Creating a data model to identify your ideal customer is not easy, but it is critical to support successful identity resolution programs. This was the focus of discussion during a session at Journey Summit 2017 session with Todd Jones, President, Retail Mortgage, BBMC Mortgage, Tracey Pickens, Monetization/Partner Analyst, The General Insurance, Rustam Irani, Vice President of Digital Marketing, Ultimate Medical Academy and Matthew Kemmerle, VP Contact Center Analytics, LoanDepot.
In the past to understand their ideal customer profile, organizations have focused on what the customer looks like based on demographic data alone. But today, there is a plethora of data available about consumers. As a result, leading organizations have moved beyond designing marketing programs based on demographic data and are building more intelligent data models using demographics, outcome data, and customer behavior data to understand customer intent and propensity to buy.
But this process has not happened overnight. For some organizations and industries, this transformation is still taking place. As Matthew Kemmerle from LoanDepot shared, “In the last five years it’s been an amazing journey to see. Now we’ve got data scientists doing complex modeling and using Tableau to visualize that data. You went from one guy who knows Excel to a department of thirty plus people with different roles ranging from data scientist to data quality.”
One challenge organizations across industries are facing is know what data they need to improve their models. That starts with understanding what data you have internally. But then with thousands of potential data points available for each consumer, how do you evaluate the best combination of data for the job at hand?“ We are spending a lot of time with lifetime value and trying to find out what our perfect customer is. We take that and look to see if having new data might help us get more of that customer,” said Tracey Pickens from The General Insurance.
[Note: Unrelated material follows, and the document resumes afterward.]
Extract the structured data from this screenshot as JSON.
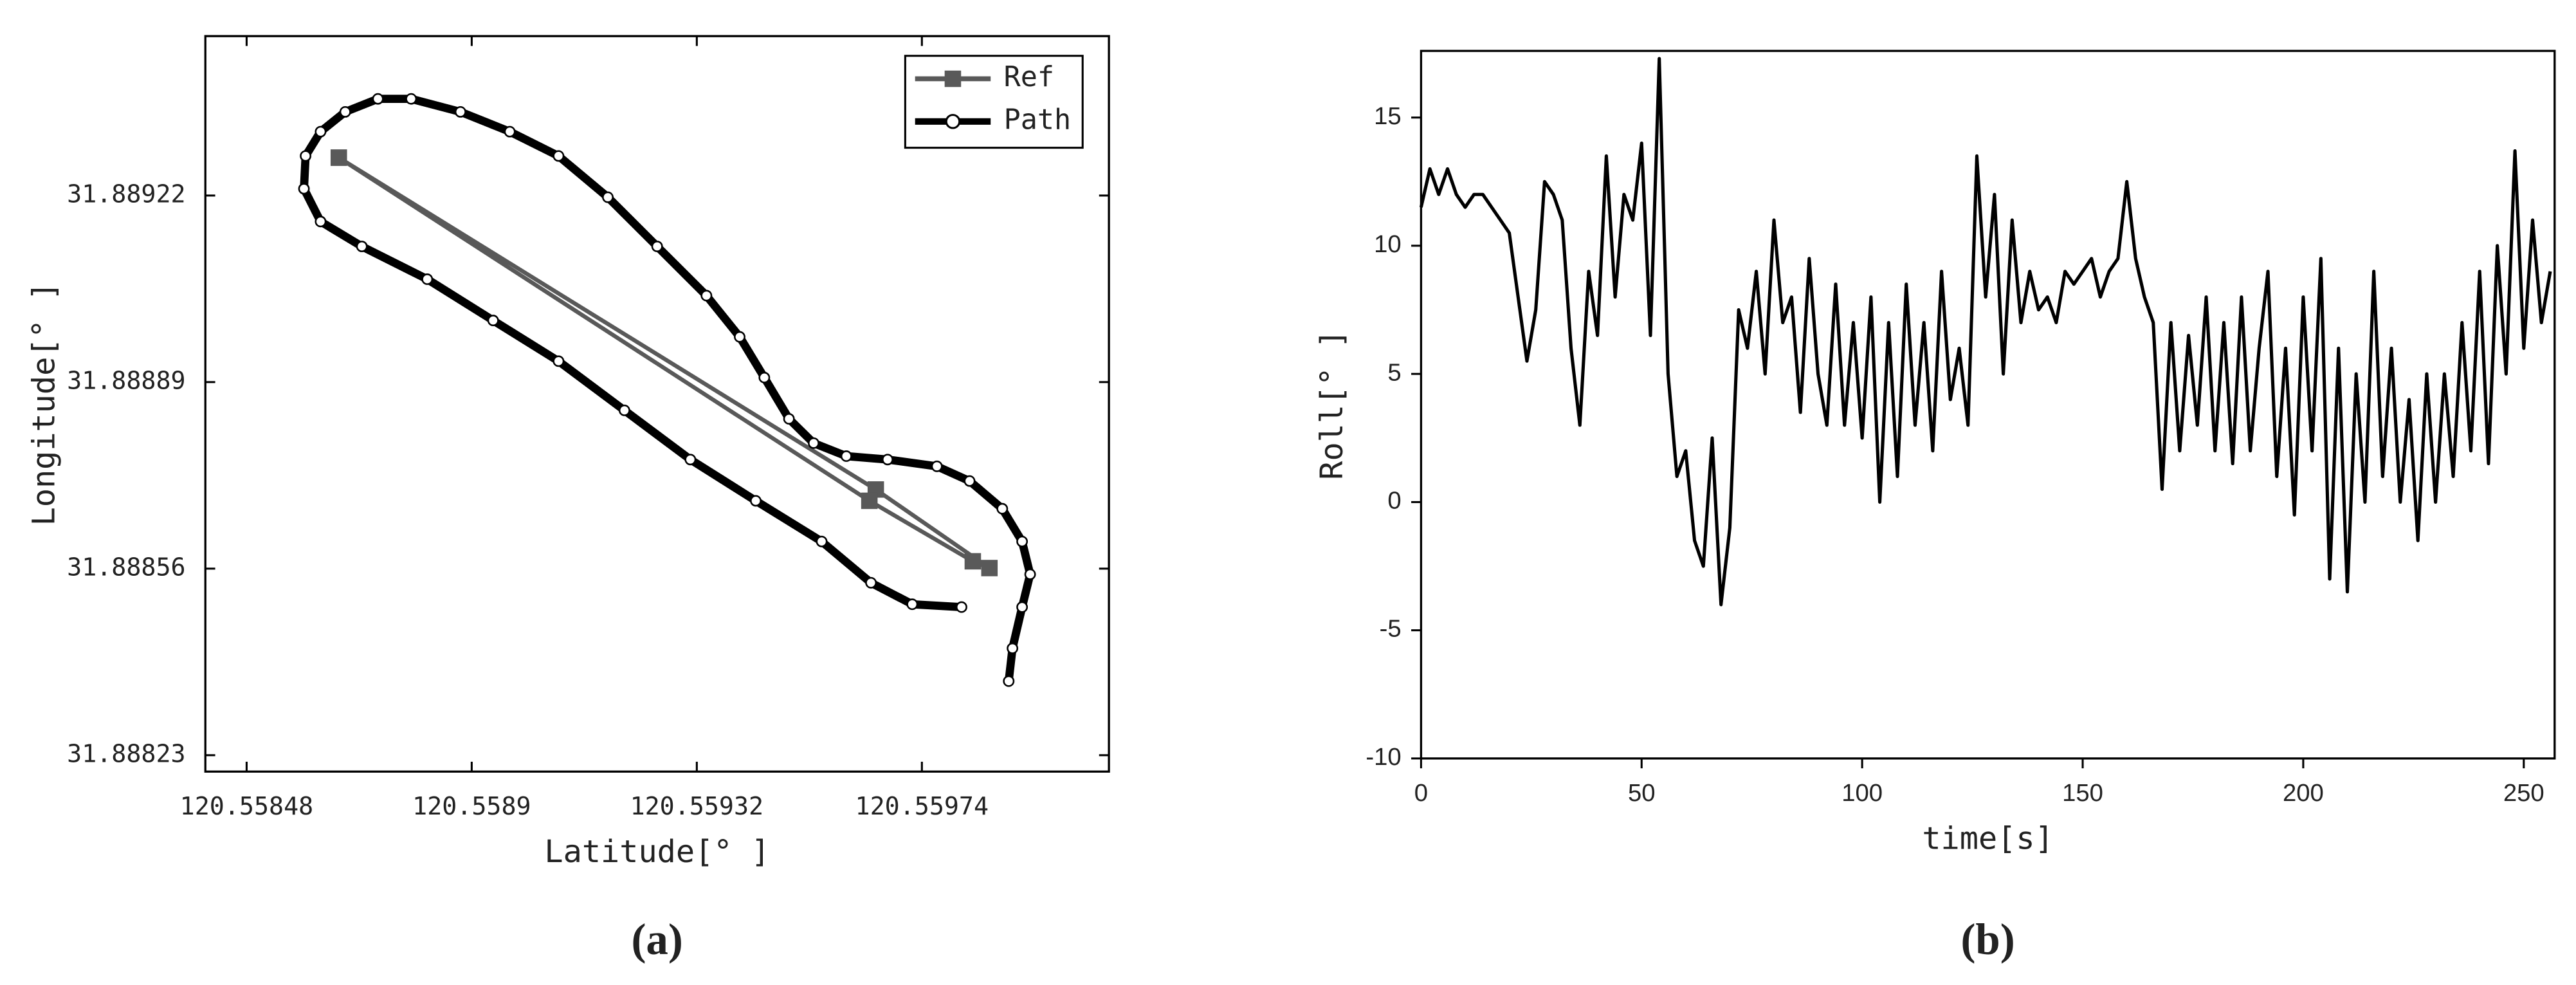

Consumer behavior and intent data play an important role in helping to more completely understand ideal customers. The key is understanding how to identify the signals which help to identify consumers who resemble that ideal customer profile and their specific behaviors. As Rustam Irani shared, “We have a pretty good idea of our key demographic. But beyond that, there were indicators that we were looking at. How many times has somebody looked at your website prior to converting. How many other sites have they been to…So using both of those, the demo side and the consumer intent side, we look at all of the signals to really determine whether they look like a student and they act like a student.”
Combining demographic data, with online behavioral data and offline data, such as information gathered by call centers allows organizations to validate their data analysis of it. As Matthew Kemmerle shared, “We have a lot of agents that are actually talking to consumers who have filled out a lead form. And we’ve now got an opportunity to not only confirm what is on the lead form, but to make it more accurate.”
Understanding what data your organization has, what data you need and then validating to ensure that your data is accurate is important. But as the panel agreed, it is also important to continue to test and evolve your data mix.
Through continuous testing and implementing different data models, organizations will ultimately find the data mix(es) that will work best for their specific business. It is important to realize that things will change. Often, a data mix will need to be adjusted as market conditions change or new data sources become available. Continuous testing and experimenting will enable organizations to evolve their data mix and optimize how and where it is applied.